Твои ступни целуют трап стальной.
Все выше. Со свечой берем редут.
Бредем войной, как бы плывем волной.
И вот он, первый класс! Роскошный плен!
Отсюда стало общество на старт
И ринулось – в кафешку «Паризьен»
И в ресторан шикарный «A la carte».
В салоне я курительном молчу.
И в зале гимнастическом молчу.
Стою. Качаюсь. Качка по плечу.
Кошусь, как зверь, на яркую свечу.
Старухе льется, обжигая, воск
На пальцы, по руслам ея морщин.
Я ничего не вижу из-за слез.
Стоим весь век, как будто миг один.
Конструкция Титаника, ура!
В каютах офицерских тишина.
Мы тут стоим. Затихли до утра.
Одна старуха. Да и я одна.
Одна свеча пылает – на двоих.
Она сейчас погаснет. Скоро. Вот.
О нет. Горит. Во мраке нежный вспых.
Слеза по рту беззубому ползет.
О, бабка, что ж ты плачешь… ни к чему…
А слезы водят старый хоровод…
Скелет родного корабля во тьму
Уйдет. И переборки занесет
Зеленой тиной. Мидии пожрут
Железо, кожу, дерево и лак.
А мы плывем. Пловцы на пять минут.
Дай пять, старуха. Пять сожми в кулак.
На капитанский мостик, под ночной
Холодный ветер, под планетный дым,
Давай, давай поднимемся со мной,
Давай вот здесь немного постоим!
Все вспомним – ты стара, и я стара,
Лишь кажется, что вечно молода!
До завтра, до посмертного утра,
До после нас, до больше никогда!
Воронье видишь зрячее гнездо?
Ты видишь кран ослепший грузовой?
Давай споем, старуха, мы, куда ни шло,
Про наш корабль, пока еще живой!
Про синенький платочек скромный, про
Войну Священную, про первую зарю!
Сорвется голос мой… пускай! добро!
Слова любви стократ я повторю!
И Бублики купите!

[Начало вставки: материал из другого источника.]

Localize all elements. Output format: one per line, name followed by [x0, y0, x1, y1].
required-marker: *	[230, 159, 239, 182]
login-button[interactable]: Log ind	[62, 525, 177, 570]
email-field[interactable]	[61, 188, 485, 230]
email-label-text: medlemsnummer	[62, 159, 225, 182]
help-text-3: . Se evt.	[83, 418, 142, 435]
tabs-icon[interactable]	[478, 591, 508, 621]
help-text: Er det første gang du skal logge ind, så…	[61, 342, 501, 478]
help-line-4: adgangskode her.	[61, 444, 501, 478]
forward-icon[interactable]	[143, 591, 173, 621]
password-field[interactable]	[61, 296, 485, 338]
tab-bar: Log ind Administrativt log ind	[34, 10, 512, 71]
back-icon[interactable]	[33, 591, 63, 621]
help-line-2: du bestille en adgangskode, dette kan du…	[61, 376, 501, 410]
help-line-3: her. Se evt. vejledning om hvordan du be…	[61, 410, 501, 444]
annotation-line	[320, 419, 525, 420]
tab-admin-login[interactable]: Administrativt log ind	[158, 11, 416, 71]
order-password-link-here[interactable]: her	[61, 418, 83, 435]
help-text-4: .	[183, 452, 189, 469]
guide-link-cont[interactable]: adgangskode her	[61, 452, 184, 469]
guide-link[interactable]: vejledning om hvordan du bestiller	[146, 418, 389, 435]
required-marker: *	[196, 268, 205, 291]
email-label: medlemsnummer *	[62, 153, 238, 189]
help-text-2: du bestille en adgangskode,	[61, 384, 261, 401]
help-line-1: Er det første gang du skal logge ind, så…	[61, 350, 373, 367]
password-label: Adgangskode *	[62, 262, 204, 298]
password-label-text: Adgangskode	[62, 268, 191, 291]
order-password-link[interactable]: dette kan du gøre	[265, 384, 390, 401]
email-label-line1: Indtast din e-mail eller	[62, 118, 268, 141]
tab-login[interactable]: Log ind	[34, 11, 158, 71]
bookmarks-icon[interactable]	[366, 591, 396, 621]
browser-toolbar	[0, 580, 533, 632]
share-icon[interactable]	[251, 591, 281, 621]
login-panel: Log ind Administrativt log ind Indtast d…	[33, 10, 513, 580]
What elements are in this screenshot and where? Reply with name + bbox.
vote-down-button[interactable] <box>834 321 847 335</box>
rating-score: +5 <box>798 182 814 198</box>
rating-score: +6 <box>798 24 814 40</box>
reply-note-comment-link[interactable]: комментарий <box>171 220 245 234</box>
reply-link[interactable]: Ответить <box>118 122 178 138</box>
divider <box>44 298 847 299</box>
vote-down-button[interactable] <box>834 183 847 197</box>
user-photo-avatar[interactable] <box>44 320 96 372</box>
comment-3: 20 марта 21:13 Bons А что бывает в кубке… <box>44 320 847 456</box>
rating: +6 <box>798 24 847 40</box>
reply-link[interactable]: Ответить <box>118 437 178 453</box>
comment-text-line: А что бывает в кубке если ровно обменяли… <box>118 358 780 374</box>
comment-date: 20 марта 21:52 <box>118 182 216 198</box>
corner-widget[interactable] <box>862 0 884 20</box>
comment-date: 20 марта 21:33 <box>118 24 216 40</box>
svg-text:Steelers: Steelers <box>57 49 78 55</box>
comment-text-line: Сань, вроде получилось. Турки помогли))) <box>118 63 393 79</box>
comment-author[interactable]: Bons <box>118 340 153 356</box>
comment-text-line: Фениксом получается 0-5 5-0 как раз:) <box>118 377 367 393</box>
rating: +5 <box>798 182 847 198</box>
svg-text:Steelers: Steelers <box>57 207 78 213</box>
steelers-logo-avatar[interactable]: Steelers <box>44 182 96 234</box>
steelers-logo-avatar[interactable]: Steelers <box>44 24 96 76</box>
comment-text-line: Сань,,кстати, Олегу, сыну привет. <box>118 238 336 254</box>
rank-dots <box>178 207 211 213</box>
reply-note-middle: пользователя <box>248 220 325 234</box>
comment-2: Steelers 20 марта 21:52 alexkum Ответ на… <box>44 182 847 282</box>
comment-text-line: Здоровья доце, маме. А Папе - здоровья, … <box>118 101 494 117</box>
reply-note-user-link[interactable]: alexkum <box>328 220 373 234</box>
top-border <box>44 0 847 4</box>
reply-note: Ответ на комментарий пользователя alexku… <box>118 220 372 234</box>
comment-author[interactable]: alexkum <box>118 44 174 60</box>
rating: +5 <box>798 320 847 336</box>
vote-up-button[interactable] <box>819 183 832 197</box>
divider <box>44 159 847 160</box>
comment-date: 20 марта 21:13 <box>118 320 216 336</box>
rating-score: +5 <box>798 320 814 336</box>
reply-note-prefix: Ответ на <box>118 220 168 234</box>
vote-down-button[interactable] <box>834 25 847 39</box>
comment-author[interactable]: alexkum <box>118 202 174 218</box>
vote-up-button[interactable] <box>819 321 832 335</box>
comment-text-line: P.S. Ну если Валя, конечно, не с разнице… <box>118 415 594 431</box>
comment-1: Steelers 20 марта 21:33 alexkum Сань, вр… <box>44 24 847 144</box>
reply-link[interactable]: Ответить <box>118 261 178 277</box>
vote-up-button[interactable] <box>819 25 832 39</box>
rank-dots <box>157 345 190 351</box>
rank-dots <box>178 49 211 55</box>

Жаба на метле!..
У самовара я и моя Маша! и всегда —
За Сопками Маньчжурии – во мгле —
Колчак: гори, гори, моя Звезда…
О, не слыхал ты, Эдвард Джон ты Смит,
Таких романсов, песен, ласки, слез!
Мы русские! Поем мы, где болит!
Мы русские! Сюда нас черт занес!
На тот Титаник королевский твой!
А может, Бог: нам роскошь показать!
И прошептать: хана, а ну домой,
Простудитесь, на мостике стоять
В виду лазоревых огромных звезд,
В виду людского горя – во всю ширь
Немой воды, слепящих синих слез,
Чай в «Паризьен», лимоны да имбирь,
Чифирь в тайге, вареный на костре,
Шальные сливки, слитком на мороз,
Сарая доски в черном серебре,
А доски Рая – в изморози слез,
О, снова слезы, рукавом утру,
О, только слезы, поминанья дух,
О, соль и слезы на свободе, на ветру,
Благословенье двух слепых старух!
Старуха ты! Старуха нынче я!
Наш пробил час!
Вдохнем молочный дым!
На краешке, на кромке бытия,
На капитанском мостике стоим!
И плачут Водолей и Волопас,
Дельфин и Близнецы ревут навзрыд,
Текут рекою из незрячих глаз,
И лишь свеча в руке твоей горит
И зрит, неутоленная свеча,
Помин души, неугасимый глаз,
Родная смерть, свята и горяча,
Иною жизнью молится за нас,
И проницает толщу лет до дна,
И рыбой-голомянкою плывет
В Байкале ли, в Атлантике, одна,
Свечою золотой вмерзая в лед.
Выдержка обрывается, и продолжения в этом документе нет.